Mahmut Hoca’yı Kaybettik.

Mahmut Hoca: Bakıyorum hayatınızdan pek memnun görünmüyorsunuz?

Tulum Hayri: Bu da hayat mı hocam?

Güdük Necmi: Perişan olduk.

İnek Şaban: Savaşa gönderseydiniz daha iyiydi.

Mahmut Hoca: Demek bu kamp hayatından hiç ders almadınız.

Tulum Hayri: Ders okulda olur hocam.

Mahmut Hoca: Burası da okul çocuklar.

İnek Şaban: Böyle okul mu olurmuş, Mahmut Hoca?

Mahmut Hoca: Olur. Okul sadece dört yanı duvarla çevrili, tepesinde dam olan yer değildir. Okul her yerdir. Sırasında bir orman, sırasında dağ başı. Öğrenmenin, bilginin var olduğu her yer okuldur.

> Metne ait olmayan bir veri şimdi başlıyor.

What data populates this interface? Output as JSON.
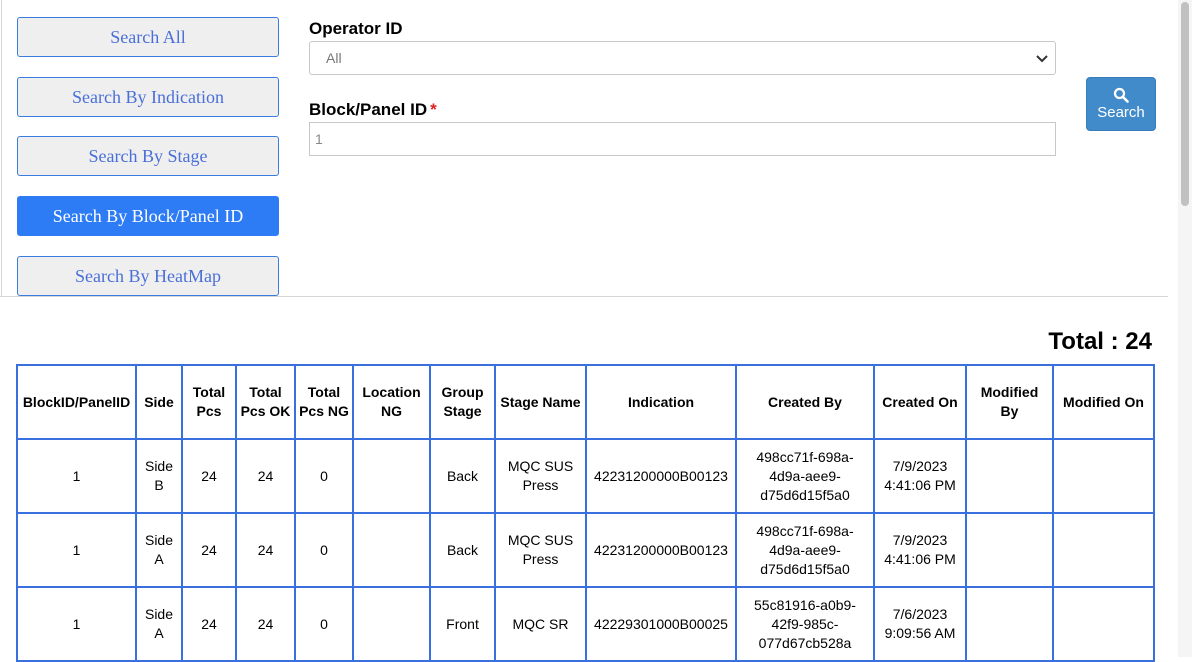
{
  "nav": {
    "buttons": [
      {
        "label": "Search All"
      },
      {
        "label": "Search By Indication"
      },
      {
        "label": "Search By Stage"
      },
      {
        "label": "Search By Block/Panel ID"
      },
      {
        "label": "Search By HeatMap"
      }
    ],
    "active_index": 3
  },
  "form": {
    "operator_label": "Operator ID",
    "operator_value": "All",
    "block_label": "Block/Panel ID",
    "required_mark": "*",
    "block_value": "1",
    "search_label": "Search"
  },
  "summary": {
    "total_text": "Total : 24"
  },
  "table": {
    "headers": [
      "BlockID/PanelID",
      "Side",
      "Total Pcs",
      "Total Pcs OK",
      "Total Pcs NG",
      "Location NG",
      "Group Stage",
      "Stage Name",
      "Indication",
      "Created By",
      "Created On",
      "Modified By",
      "Modified On"
    ],
    "rows": [
      [
        "1",
        "Side B",
        "24",
        "24",
        "0",
        "",
        "Back",
        "MQC SUS Press",
        "42231200000B00123",
        "498cc71f-698a-4d9a-aee9-d75d6d15f5a0",
        "7/9/2023 4:41:06 PM",
        "",
        ""
      ],
      [
        "1",
        "Side A",
        "24",
        "24",
        "0",
        "",
        "Back",
        "MQC SUS Press",
        "42231200000B00123",
        "498cc71f-698a-4d9a-aee9-d75d6d15f5a0",
        "7/9/2023 4:41:06 PM",
        "",
        ""
      ],
      [
        "1",
        "Side A",
        "24",
        "24",
        "0",
        "",
        "Front",
        "MQC SR",
        "42229301000B00025",
        "55c81916-a0b9-42f9-985c-077d67cb528a",
        "7/6/2023 9:09:56 AM",
        "",
        ""
      ]
    ]
  },
  "colors": {
    "accent": "#2d7cf6",
    "button_blue": "#428bca",
    "border_blue": "#3a6fe0",
    "required": "#e02020"
  },
  "icons": {
    "search": "search-icon",
    "dropdown": "chevron-down-icon"
  }
}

Tulum Hayri: Allah aşkına hocam, bu okulda insan ne öğrenir?

Mahmut Hoca: Yaşamayı, mücadele etmeyi, doğa ile savaşmayı öğrenirsiniz. Bilgili olmayı, en önemlisi kendinize karşı saygıyı öğrenirsiniz. Bu saydıklarım eğer bir okulda yoksa, orada sadece bir taş yığını vardır.

Bir Üstadımızı Daha Kaybettik.

Daha geçen gün televizyonda denk geldim; Ziiiiiiiiyyaaaaaaaaaaaa deyişini hala kulağımda. Türk Sineması bir duayenini daha kaybetti. Çok üzüldüm; inanın 7’den 77’e herkesin sevdiği nadir insanlardandı bence; Yaşar Usta, Mahmut Hoca ya da Münir Özkul. Ruhun şad olsun.

İnek Şaban, Damat Ferit, Güdük Necmi, Hafize Ana hepsi ayrılıp gitti.

Aç kapıyı Veysel Efendi, Mahmut Hoca da gidiyor.